Le degré d'arbitraire de l'image surréaliste doit toujours être le plus élevé, sans être total. De plus, la syntaxe est respectée. La réalité de l'image surréaliste doit être seulement psychique, loin de toute isotopie (secteur de la réalité).

L'image surréaliste est une image à prendre à la lettre, car selon des Surréalistes, tenter de la réduire à un trope est dérisoire.
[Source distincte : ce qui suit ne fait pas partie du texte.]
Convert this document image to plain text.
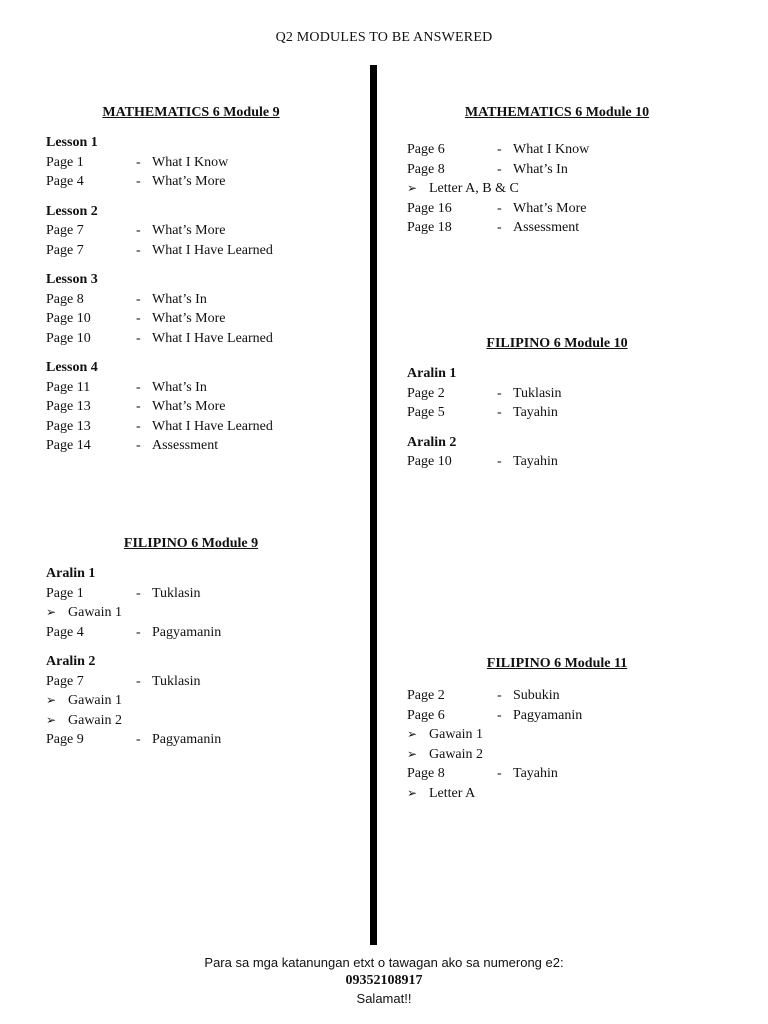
Q2 MODULES TO BE ANSWERED
MATHEMATICS 6 Module 9
Lesson 1
Page 1	- What I Know
Page 4	- What’s More
Lesson 2
Page 7	- What’s More
Page 7	- What I Have Learned
Lesson 3
Page 8	- What’s In
Page 10	- What’s More
Page 10	- What I Have Learned
Lesson 4
Page 11	- What’s In
Page 13	- What’s More
Page 13	- What I Have Learned
Page 14	- Assessment
FILIPINO 6 Module 9
Aralin 1
Page 1	- Tuklasin
➢ Gawain 1
Page 4	- Pagyamanin
Aralin 2
Page 7	- Tuklasin
➢ Gawain 1
➢ Gawain 2
Page 9	- Pagyamanin
MATHEMATICS 6 Module 10
Page 6	- What I Know
Page 8	- What’s In
➢ Letter A, B & C
Page 16	- What’s More
Page 18	- Assessment
FILIPINO 6 Module 10
Aralin 1
Page 2	- Tuklasin
Page 5	- Tayahin
Aralin 2
Page 10	- Tayahin
FILIPINO 6 Module 11
Page 2	- Subukin
Page 6	- Pagyamanin
➢ Gawain 1
➢ Gawain 2
Page 8	- Tayahin
➢ Letter A
Para sa mga katanungan etxt o tawagan ako sa numerong e2:
09352108917
Salamat!!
Mieux vaut écouter en elle les pulsions inconscientes de l'auteur, ses désirs symboliquement révélés. L'image surréaliste « cogne à la vitre ». Exemple :

La campagne mangeait la couleur de ta jupe odorante

Avidité et contrainte s'étaient réconciliées

Le château de Maubec s'enfonçait dans l'argile

Extrait de : Évadné, de : Fureur et mystère, de René Char [poète français, 1907-1988]. Au lieu de chercher des métaphores, il faut admettre l'appétit de la campagne (La campagne mangeait), la présence de la jupe et de l'avidité, symboles du désir, la beauté visuelle du château qui sombre (Le château de Maubec s'enfonçait dans l'argile).



Consigne :



En partant des mots suivants, écrire quelques lignes en écriture automatique, c'est-à-dire rapidement, au fil de la plume, sans appliquer les règles syntaxiques et grammaticales, mais plutôt en laissant le champ libre à l'imagination et à l'inspiration. Puis rétablir la syntaxe et la grammaire, et agencer les images en un petit poème en vers libres ou en un petit récit. Les mots proposés sont :

Rivière, herbes, firmament, soleil, écume, noyer, figer, couper, battre, rude, barré, argenté, tourbillonné.



Cela pourrait donner ceci :



Herbes tourbillonnantes et noyées

Herbes figées qu'un elfe coupe et bat

Au firmament des profondeurs ensoleillées

Soleil noyé

Rudesse argentée

Soleil au firmament, ou au firpapa ?



Au firmament, ou au firpapa ? Pourquoi pas ?

Au firmament des profondeurs ensoleillées



Je regarde le soleil noyé au fond de la rivière

Les yeux dans les yeux



Choyé d'herbes tourbillonnantes et noyées

Elles aussi



Herbes figées qu'un elfe coupe et bat

Figées par la rudesse argentée des galets



Lapidation lithique par le minéral

Ou plus simplement rigidité lithique

Souplesse calcifiée des algues



À vous de jouer,

À vos claviers, plumes et stylos !



Bibliographie :



> BOURDEREAU Frédéric, FOZZA Jean-Claude, [et al.], 1996. Précis de français : langue et littérature. Paris, Nathan (coll. Repères pratiques Nathan), p. 114.



> Le Grand Robert de la langue française, 2001, 2e éd. 6 vol., t. 6, p. 892.



> Le Petit Robert des noms propres, 2007.



> PEYROUTET Claude, 1994. Style et rhétorique. Paris, Nathan (coll. Repères pratiques Nathan), p. 80.



> REY Alain (dir.), 1994. Dictionnaire historique de la langue française. Paris, Le Robert. 2 vol., p. 1740.



> THERON Michel, [199-?]. 99 réponses sur les procédés de style. Montpellier, Réseau CRDP/CDDP (Centre Régional de Documentation Pédagogique/Centre Départemental de Documentation Pédagogique du Languedoc-Roussillon) du L.-R. Fiche 44.